Zakir Naik: Firebrand Islamic Preacher Faces Allegations of Stirring Trouble in Malaysia

Ali Nufael
2019.08.29
Kuala Lumpur
190829-IN-Zakir-Naik-1000.jpg Indian journalists listen to a video conference of controversial Islamic preacher Zakir Naik in Mumbai, July 15, 2016.
AP

He supports Osama bin Laden’s “terrorizing America.” He recommends capital punishment for homosexuals and wants the death penalty for those who abandon Islam as their faith.

Zakir Naik, an Islamic preacher from India, has long courted controversy.
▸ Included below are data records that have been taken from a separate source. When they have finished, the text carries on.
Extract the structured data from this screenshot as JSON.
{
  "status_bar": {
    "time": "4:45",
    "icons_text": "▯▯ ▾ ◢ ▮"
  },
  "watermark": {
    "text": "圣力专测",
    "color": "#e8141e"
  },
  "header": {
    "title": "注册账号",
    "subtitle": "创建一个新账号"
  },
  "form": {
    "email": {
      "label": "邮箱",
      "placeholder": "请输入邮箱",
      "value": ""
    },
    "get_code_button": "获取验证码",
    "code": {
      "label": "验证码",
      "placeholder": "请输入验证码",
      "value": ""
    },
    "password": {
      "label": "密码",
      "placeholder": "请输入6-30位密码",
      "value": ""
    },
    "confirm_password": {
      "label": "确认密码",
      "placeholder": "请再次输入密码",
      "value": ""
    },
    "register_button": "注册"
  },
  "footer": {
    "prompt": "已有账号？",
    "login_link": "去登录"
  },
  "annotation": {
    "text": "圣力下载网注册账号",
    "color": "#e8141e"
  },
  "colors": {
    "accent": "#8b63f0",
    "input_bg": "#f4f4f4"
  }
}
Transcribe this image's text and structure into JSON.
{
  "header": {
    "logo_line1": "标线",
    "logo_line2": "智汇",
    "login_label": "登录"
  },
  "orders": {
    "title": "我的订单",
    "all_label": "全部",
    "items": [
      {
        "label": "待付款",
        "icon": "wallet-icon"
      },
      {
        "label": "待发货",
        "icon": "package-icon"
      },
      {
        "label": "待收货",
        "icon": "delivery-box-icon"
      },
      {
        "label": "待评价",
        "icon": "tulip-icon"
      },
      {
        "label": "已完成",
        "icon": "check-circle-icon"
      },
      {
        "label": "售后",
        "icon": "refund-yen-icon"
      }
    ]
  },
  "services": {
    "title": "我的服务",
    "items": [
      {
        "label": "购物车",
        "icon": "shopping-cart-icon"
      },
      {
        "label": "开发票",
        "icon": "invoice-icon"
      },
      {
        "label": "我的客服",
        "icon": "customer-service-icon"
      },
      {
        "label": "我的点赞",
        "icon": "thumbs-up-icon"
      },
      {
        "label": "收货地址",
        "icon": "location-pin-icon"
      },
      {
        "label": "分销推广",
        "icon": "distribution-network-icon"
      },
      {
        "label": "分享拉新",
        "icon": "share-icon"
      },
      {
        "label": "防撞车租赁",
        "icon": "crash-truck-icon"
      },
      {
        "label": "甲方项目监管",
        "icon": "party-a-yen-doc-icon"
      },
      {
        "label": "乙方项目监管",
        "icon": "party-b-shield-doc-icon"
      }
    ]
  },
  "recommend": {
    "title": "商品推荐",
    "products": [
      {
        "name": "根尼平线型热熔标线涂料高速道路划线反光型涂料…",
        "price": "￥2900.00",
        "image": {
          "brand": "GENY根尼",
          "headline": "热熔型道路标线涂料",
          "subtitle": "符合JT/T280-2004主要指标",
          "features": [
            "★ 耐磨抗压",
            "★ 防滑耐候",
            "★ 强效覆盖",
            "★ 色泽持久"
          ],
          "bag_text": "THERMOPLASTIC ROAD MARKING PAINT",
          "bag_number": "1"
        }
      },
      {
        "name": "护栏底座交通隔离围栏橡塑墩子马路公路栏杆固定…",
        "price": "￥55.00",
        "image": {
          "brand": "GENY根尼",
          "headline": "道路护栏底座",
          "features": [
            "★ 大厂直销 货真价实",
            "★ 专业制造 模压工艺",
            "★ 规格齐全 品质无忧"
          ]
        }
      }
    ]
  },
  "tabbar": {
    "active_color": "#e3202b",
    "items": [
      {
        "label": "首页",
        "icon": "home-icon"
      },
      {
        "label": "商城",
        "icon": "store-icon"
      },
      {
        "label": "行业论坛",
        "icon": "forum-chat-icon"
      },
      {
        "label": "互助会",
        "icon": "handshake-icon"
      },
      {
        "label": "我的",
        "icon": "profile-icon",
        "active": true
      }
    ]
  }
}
He is wanted in his home country for money laundering and spreading hate speech, and he has been accused of fueling the worst terrorist attack ever to hit neighboring Bangladesh.

Now in Malaysia, where he was given sanctuary after being declared persona non grata in Britain, Canada and several other countries, Naik is at the center of a storm after he made disparaging remarks about minority non-Muslims in the multi-racial country.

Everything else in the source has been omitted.